Inertial particles in turbulence

In a collaboration with LEGI (Laboratoire des Ecoulements Géophysiques et Industriels, Grenoble, France), I have started studying particle laden turbulent flows during my post-doc in Grenoble in 2008. I aim at characterising heavy particles dynamics in homogeneous isotropic turbulent flows. Since 2011, in collaboration with Anne Dejoan from CIEMAT (Madrid, Spain), we are addressing the settling velocity enhancement of particles in turbulent fields from a numerical point of view. More recently, in collaboration with David De Souza and Till Zurner, I have designed at ENSTA a new experiemnt, in water. With Marc Massot from Ecole Polytechnique and Aymeric Vié from CentraleSupelec, we are more interested on the back-reaction of the particle on the carrier fluid.

Particle laden flows are linked to many industrial and environmental issues and the comprehension of the basic mechanisms underlying their dynamics is of prime interest regarding design and optimisation of industrial processes (oil transport, combustion, chemical reaction...) as well as the understanding of natural phenomenons (plankton dispersion in ocean, rain formation, pollution of atmosphere...). For the last forty years, many fundamental studies have allowed observation and characterisation of many properties of these flows. When particles size is much smaller than smaller turbulent scales and when their density matches the fluid's one, they behave as tracers and follow the fluid dynamics. Nevertheless, when they have an inertial behaviour due to their size or density, they do not follow the fluid any more and dynamic is more complex: terminal velocity of these particles is enhanced in the gravity field, the concentration field presents strong inhomogeneities and cluster formation is observed.

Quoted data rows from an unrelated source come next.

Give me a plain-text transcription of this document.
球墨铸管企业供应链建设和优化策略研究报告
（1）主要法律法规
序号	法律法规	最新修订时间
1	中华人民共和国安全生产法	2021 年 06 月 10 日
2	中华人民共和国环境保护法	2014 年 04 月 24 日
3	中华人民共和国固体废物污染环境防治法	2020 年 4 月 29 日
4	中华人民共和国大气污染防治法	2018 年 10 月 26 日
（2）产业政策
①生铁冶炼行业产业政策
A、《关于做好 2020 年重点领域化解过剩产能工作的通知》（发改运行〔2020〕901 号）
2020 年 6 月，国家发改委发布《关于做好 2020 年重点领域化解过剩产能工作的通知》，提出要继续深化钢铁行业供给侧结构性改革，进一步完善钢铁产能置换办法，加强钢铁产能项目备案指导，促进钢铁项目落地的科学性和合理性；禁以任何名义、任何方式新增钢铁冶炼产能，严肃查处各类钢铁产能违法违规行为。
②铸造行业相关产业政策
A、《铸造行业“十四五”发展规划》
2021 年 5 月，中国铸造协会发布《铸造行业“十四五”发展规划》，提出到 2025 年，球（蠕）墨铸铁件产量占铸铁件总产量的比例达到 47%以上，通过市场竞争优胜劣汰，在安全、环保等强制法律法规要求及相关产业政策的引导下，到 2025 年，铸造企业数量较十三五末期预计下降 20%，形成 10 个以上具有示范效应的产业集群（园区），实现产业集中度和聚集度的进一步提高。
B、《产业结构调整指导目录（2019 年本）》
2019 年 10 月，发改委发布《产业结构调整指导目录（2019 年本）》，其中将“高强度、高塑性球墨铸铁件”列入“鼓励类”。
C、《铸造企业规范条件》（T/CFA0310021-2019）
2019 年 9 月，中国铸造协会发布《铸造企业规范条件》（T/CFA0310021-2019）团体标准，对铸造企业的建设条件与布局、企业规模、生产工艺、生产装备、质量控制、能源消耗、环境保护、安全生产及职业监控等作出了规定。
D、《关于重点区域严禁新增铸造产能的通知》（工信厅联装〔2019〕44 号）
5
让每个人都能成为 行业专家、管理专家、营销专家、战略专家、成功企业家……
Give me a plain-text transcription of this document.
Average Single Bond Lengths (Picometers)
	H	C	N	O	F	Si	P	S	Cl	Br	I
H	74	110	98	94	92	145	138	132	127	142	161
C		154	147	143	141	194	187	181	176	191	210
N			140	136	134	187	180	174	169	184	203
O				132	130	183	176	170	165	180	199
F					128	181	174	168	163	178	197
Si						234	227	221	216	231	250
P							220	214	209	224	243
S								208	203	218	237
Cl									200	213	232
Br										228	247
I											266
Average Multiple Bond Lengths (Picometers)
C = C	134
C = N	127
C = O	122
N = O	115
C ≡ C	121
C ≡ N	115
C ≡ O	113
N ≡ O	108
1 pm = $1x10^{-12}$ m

Clustering and LEGI experiment:

How cluster emerges? Do they have a specific organisation and dynamics? How do they interact with the carrier flow? Here are many basic questions that are still open. In collaboration with people from LEGI (Laboratoire des Ecoulement Géophysiques et Industriels in Grenoble, France) and with the support of French ANR, we studied the dynamics of a cloud of water droplets in an air flow. The carrier flow was a grid generated isotropic homogeneous turbulence already widely used in LEGI. Measurements were performed by Particle Tracking Velocimetry using an ultra-fast phantom v12 camera at a rate of 10kHz. We aimed at being able to characterise the effect of clustering not only on a statistical basis, but also on a dynamical point of view.

Experimental wind tunnel at LEGI, Grenoble, France.

Measuring concentration

A key point is to be able to measure precisely the concentration field. In that scope, we proposed a new approach to analyse particle concentration fields based on Voronoï tessellations which give a measure of the local concentration field at inter-particles length scale. By itself, this data processing technique is particularly enlightening to explore and quantify the preferential concentration phenomenon while, combined to Lagrangian tracking, it also gives access to simultaneous measurements of velocity, acceleration and local concentration along particles trajectories which are crucial for a better insight of clusters and particles dynamics.

Example of a Voronoï tessellation in experimental data from LEGI.

Disentangling the role of numerous control parameters and ENSTA experiment

An other crucial issue is to disantangle the respective role of the numerous control parameters (Stokes, Froude, Rouse and Reynolds numbers, density ratio, volume fraction). To achieve that we work with a broad range of particle types in water (ceramic, glass, tungsten, steel...). Particles are fed from top. They are tracked while PIV is used to measure the fluid velocity field.

Our new experiment at ENSTA. Two oscillating facing grids generate moderate Reynolds number turbulence in water. Flow is seeded with particles of various densities and diameters.

Simultaneous fluid and particle measurements

A key point to understand the settling velocity alteration of particles due to turbulence or to assess the effect od the back-reaction of the particles on the carrier fluid is to be able to combined Lagrangian tracking of inertial particles and eulerian fluid velocity field measurements. We have designed a setup to achieve this goal.

Example of a simultaneous particle and fluid measurement in ENSTA experiment.